One day, when they had both gone into the country, Jacques saw a tree the foliage of which was turning to yellow. He gazed sadly at Francine, who was walking slowly and somewhat dreamily.
Francine saw Jacques turn pale and guessed the reason of his pallor.
“You are foolish,” said she, kissing him, “we are only in July, it is three months to October, loving one another day and night as we do, we shall double the time we have to spend together. And then, besides, if I feel worse when the leaves turn yellow, we will go and live in a pine forest, the leaves are always green there.
*****
In October Francine was obliged to keep her bed. Jacques’s friend attended her. The little room in which they lived was situate right at the top of the house and looked into a court, in which there was a tree, which day by day grew barer of foliage. Jacques had put a curtain to the window to hide this tree from the invalid, but Francine insisted on its being drawn back.

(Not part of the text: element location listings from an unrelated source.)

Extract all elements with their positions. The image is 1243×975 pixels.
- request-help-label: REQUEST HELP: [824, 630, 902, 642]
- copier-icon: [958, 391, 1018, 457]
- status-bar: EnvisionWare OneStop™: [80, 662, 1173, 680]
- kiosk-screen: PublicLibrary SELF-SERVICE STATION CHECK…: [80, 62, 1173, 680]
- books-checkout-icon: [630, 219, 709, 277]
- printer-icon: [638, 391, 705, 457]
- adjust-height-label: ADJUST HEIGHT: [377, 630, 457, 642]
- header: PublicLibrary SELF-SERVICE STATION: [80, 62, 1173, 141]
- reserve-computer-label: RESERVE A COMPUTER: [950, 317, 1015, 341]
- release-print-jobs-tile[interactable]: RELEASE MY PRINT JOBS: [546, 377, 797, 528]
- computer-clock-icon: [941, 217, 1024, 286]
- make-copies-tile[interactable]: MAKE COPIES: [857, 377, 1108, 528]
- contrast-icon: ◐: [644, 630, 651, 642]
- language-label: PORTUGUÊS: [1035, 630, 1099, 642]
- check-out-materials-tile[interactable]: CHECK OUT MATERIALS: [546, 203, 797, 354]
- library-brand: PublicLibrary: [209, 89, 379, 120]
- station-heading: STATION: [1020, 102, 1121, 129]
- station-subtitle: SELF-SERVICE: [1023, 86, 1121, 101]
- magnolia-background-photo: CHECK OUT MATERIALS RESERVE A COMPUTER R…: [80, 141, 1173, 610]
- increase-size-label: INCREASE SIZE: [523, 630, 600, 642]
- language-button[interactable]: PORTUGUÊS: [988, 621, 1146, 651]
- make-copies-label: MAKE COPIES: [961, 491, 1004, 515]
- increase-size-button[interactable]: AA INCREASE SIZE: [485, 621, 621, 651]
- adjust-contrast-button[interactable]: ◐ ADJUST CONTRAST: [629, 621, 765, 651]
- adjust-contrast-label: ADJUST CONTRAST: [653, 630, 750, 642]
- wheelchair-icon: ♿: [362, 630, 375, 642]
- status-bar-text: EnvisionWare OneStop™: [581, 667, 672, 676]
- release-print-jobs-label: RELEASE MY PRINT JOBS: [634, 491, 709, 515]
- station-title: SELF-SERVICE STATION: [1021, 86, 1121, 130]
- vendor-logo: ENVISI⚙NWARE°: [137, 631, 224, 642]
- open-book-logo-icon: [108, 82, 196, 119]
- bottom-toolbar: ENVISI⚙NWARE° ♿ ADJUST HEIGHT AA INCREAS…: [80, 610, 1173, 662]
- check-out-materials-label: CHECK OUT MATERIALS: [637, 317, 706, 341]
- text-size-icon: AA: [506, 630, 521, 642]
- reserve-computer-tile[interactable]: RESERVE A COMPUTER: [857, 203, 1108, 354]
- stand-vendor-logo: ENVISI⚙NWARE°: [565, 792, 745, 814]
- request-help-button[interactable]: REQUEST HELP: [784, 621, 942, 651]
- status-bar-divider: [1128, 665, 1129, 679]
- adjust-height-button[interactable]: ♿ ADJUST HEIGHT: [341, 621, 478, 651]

“Oh! my darling,” she said to Jacques, “I will give you a hundred times more kisses than there are leaves.” And she added, “Besides I am much better now. I shall soon be able to go out, but as it will be cold, and I do not want to have red hands, you must buy me a muff.”
During the whole of her illness this muff was her only dream.
The day before All Saints’, seeing Jacques more grief-stricken than ever, she wished to give him courage, and to prove to him that she was better she got up.